Étymologie :
À propos de l’eau
Pour Thalès de Milet (VIe siècle av. J.-C.), l’eau était l’élément initial à l’origine de toutes les substances de l’Univers. Puis pour Empédocle (Ve siècle av. J.-C.), l’eau n’était plus que l’un des quatre éléments premiers, à côté du feu, de l’air et de la terre, selon la théorie qui a été confortée au siècle suivant par Aristote, et qui ne sera remise en cause que vingt-deux siècles plus tard par Lavoisier dans son Traité élémentaire de chimie (1789) : depuis lors, l’eau (H2O) est un composé de deux éléments chimiques, l’hydrogène (H) et l’oxygène (O).
L’eau en tant que matière
La racine indo-européenne *wodōr s’applique à l’eau en général. Elle est bien visible dans le grec ancien hudôr, désignant l’eau, qu’elle soit de mer, de rivière, de pluie ou autre. Le préfixe grec hudro- « relatif à l’eau », déjà utilisé en grec, devient hydro- en latin puis en français, anglais, etc., comme dans le mot hydrogène (cf. ÉtymologiX de mai 2024).
La racine *wodōr est visible également dans les langues germaniques (anglais water, allemand Wasser…) et slaves (presque partout voda, comme en polonais ou en russe водá).
Le comble c’est qu’en grec moderne l’eau se dit autrement, nero, du grec nearon hudôr, « eau douce », de nearos, « nouveau » : l’idée est que l’eau douce, étant issue d’une source, est nouvelle (cf. en anglais fresh water « eau douce »).
D’autre part, on connaît bien le latin aqua « eau », manifestement sans rapport avec *wodōr. Cette racine n’aurait-elle laissé aucune trace en latin ? Bien au contraire, elle est visible dans le latin unda, nom poétique de l’eau, qui désignait à l’origine l’eau agitée de remous, de vagues. De là vient le français onde, pour l’eau en langage poétique, et à l’origine d’une famille de mots : ondée, inonder (du latin inundare), ondoyer (avec l’eau baptismale), et, dans des sens figurés, abonder, abondance (du latin abundare, d’abord « être riche en eau ») et redondance (du latin redundare d’abord « déborder d’eau »). On s’éloigne vraiment de l’eau en ne considérant que ses vagues, sa surface sinueuse, pour ne pas dire sinusoïdale : onde prend alors un sens général en physique, qu’elle soit acoustique, sismique, électromagnétique, gravitationnelle…
L’eau courante des rivières et des fleuves
Quant au latin aqua, il ne se relie qu’à un mot d’une langue germanique ancienne, le gotique ahwa « cours d’eau ». Ce sont des emprunts probables à une langue non indo-européenne. La consonne [k] du latin est renforcée dans le nom de l’eau en italien, acqua, et atténuée en espagnol, agua, mais en français l’évolution phonétique est plus radicale.

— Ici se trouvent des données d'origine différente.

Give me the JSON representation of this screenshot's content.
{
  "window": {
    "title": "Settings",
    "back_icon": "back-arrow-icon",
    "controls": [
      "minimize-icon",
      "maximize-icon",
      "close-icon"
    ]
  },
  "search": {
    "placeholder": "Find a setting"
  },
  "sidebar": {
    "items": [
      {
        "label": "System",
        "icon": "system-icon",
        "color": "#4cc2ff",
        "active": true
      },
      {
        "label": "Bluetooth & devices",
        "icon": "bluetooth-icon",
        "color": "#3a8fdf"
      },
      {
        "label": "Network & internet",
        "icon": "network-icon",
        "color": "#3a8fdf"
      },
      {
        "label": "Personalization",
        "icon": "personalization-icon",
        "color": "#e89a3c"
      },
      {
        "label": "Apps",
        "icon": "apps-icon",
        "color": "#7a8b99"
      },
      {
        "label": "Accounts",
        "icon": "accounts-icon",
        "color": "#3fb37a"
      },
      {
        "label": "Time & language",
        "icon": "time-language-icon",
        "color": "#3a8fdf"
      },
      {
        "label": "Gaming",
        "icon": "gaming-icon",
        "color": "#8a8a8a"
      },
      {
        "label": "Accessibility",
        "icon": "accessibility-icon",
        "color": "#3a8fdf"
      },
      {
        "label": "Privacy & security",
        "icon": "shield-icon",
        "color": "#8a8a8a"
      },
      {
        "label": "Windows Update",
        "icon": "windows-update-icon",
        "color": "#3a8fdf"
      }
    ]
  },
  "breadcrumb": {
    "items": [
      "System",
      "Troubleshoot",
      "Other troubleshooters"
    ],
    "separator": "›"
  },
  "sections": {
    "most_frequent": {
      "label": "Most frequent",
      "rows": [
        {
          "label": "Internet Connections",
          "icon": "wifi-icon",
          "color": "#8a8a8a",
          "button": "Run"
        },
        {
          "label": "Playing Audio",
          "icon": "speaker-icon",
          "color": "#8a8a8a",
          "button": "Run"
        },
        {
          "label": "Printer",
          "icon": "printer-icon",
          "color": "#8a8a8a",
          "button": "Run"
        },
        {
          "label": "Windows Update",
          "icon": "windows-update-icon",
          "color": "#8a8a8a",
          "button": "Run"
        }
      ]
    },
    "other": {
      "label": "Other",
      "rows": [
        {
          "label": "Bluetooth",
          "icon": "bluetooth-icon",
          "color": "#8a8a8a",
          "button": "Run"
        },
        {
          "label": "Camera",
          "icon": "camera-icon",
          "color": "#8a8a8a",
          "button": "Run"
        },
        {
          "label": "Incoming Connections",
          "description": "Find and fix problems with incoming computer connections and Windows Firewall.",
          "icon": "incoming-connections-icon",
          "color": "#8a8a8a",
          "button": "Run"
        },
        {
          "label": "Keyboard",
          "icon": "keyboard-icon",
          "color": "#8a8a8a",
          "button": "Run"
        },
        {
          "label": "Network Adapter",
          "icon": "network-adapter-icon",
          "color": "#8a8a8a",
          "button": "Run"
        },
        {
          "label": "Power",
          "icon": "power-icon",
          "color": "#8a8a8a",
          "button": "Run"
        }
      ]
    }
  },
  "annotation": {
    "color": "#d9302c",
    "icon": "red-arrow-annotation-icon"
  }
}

En effet, du latin aqua vient l’ancien français egua, puis ewe, prenant surtout dans l’ouest de la France la forme eve (visible dans le nom de l’évier) et devenant ensuite eaue, d’où finalement, eau. Par ailleurs, dans le Midi, on employait le nom aigue (cf. le provençal aigo, « eau »), qui transparaît dans le nom de l’aigue-marine, une pierre de la couleur de l’eau de mer, ainsi que dans une multitude de toponymes comme Aigues-Mortes, Aigues-Vives, Aiguebelle, à côté des noms comme Aix, Ax venant directement d’aqua.
Épilogue
Revenons au préfixe hydr(o)-. Il est trompeur car il s’emploie souvent en chimie dans le sens de « relatif à l’hydrogène ». Ainsi l’hydroélectricité est de l’électricité produite avec de l’eau, mais un hydrocarbure est un composé de carbone et d’hydrogène. De même en chimie, un hydrate contient de l’eau mais un hydrure contient de l’hydrogène, comme l’eau elle-même, qualifiée plaisamment d’hydrure d’oxygène.